To obtain information about the types of features of the task
(similarly like in the data dictionary above), we can inspect the active
binding fields of the task object (see, ?Task
):
task$feature_types
## Key: <id>
## id type
## <char> <char>
## 1: age integer
## 2: amount integer
## 3: credit_history factor
## 4: duration integer
## 5: employment_duration factor
## 6: foreign_worker factor
## 7: housing factor
## 8: installment_rate ordered
## 9: job factor
## 10: number_credits ordered
## 11: other_debtors factor
## 12: other_installment_plans factor
## 13: people_liable factor
## 14: personal_status_sex factor
## 15: present_residence ordered
## 16: property factor
## 17: purpose factor
## 18: savings factor
## 19: status factor
## 20: telephone factor
## id type
Exercises
Exercise 1: Preprocess a Task (with One-Hot Encoding)

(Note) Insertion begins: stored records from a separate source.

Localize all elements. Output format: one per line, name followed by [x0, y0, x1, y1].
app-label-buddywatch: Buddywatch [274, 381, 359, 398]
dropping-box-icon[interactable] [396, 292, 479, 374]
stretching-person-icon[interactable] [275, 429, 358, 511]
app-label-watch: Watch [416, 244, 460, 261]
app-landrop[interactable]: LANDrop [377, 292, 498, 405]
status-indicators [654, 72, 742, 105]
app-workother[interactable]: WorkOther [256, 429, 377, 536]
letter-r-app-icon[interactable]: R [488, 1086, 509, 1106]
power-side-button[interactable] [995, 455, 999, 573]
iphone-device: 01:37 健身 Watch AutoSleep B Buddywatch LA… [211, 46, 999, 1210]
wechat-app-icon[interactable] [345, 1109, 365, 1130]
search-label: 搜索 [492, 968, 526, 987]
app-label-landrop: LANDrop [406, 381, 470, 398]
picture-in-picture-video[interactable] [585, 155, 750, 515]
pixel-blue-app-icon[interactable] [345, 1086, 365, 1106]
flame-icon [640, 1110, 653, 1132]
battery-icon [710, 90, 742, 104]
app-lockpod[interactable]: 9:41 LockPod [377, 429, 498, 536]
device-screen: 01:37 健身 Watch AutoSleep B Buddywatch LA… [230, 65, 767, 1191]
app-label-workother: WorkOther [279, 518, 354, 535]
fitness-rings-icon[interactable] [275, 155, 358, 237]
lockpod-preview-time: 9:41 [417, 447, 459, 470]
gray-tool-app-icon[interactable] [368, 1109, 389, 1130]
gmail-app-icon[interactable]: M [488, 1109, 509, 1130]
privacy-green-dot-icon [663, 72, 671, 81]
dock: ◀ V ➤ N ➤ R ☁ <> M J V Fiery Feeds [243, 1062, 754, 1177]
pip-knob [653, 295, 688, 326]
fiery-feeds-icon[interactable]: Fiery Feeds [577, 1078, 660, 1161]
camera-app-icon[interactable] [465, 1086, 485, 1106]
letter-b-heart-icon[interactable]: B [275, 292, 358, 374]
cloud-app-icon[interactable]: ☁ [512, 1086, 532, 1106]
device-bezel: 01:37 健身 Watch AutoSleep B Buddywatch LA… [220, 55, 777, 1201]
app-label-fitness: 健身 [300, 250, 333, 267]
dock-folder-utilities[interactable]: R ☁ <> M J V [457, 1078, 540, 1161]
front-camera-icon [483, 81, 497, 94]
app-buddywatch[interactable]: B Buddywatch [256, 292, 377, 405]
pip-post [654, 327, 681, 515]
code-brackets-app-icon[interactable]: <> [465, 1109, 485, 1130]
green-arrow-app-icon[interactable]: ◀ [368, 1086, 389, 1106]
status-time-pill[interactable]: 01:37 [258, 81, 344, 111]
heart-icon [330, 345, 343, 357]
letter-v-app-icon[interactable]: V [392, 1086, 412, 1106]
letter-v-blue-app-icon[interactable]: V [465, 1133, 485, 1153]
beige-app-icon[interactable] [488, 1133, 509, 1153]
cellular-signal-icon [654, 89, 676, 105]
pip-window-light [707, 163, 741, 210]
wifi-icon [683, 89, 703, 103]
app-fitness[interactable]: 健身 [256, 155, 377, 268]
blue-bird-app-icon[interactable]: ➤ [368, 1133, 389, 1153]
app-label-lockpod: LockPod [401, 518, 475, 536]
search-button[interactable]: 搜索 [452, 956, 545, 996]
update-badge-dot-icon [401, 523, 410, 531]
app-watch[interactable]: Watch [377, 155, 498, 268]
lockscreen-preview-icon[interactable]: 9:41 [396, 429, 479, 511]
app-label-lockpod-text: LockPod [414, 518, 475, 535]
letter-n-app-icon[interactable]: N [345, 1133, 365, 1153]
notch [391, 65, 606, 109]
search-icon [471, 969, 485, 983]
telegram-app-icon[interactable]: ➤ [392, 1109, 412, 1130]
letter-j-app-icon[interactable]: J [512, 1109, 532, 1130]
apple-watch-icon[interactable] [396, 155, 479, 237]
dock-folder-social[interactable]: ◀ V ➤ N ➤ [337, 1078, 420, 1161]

Use the one-hot encoding PipeOp
to convert all
categorical features from the german_credit
task into a
preprocessed task containing 0-1 indicator variables for each category
level instead of categorical features.
Hint 1:
Load the mlr3pipelines
package and get an overview of
possible PipeOp
that can be used for different
preprocessing steps by printing mlr_pipeops
or the first
two columns of the corresponding table
as.data.table(mlr_pipeops)[,1:2]
. Look for a factor
encoding and pass the corresponding key
for factor
encoding to the po()
function (see also the help page
?PipeOpEncode
). Then, use the $train()
method
of the PipeOp
object which expects a list
containing the task to be converted as input and produces a
list containing the converted task.
Exercise 2: Create a Simple ML Pipeline (with One-Hot Encoding)
Some learners cannot handle categorical features such as the the
xgboost
learner (which gives an error message when applied
to a task containing categorical features):
library(mlr3verse)
lrnxg = lrn("classif.xgboost")
lrnxg$train(task)
## Error: <TaskClassif:german_credit> has the following unsupported feature types: factor, ordered
lrnxg$predict(task)
## Error: <TaskClassif:german_credit> has the following unsupported feature types: factor, ordered
Combine the xgboost
learner with a preprocessing step
that applies one-hot encoding to create a ML pipeline that first
converts all categorical features to 0-1 indicator variables and then
applies the xgboost
learner. Train the ML pipeline on the
german_credit
task and make predictions on the training
data.
Hint 1:
You can create a Graph
that combines a
PipeOp
object with a learner object (or further
PipeOp
objects) by concatenating them using the
%>>%
operator. The Graph
contains all
information of a sequential ML pipeline. Convert the Graph
into a GraphLearner
to be able to run the whole ML pipeline
like a usual learner object with which we can train, predict, resample,
and benchmark the GraphLearner
as we have learned. See also
the help page ?GraphLearner
.
Summary
We learned how to apply preprocessing steps such as factor encoding
directly on a task. Furthermore, we have also seen how to create a
GraphLearner
which applies a ML pipeline on a task that
first does all preprocessing steps defined in the Graph
and
then trains a learner on the preprocessed task.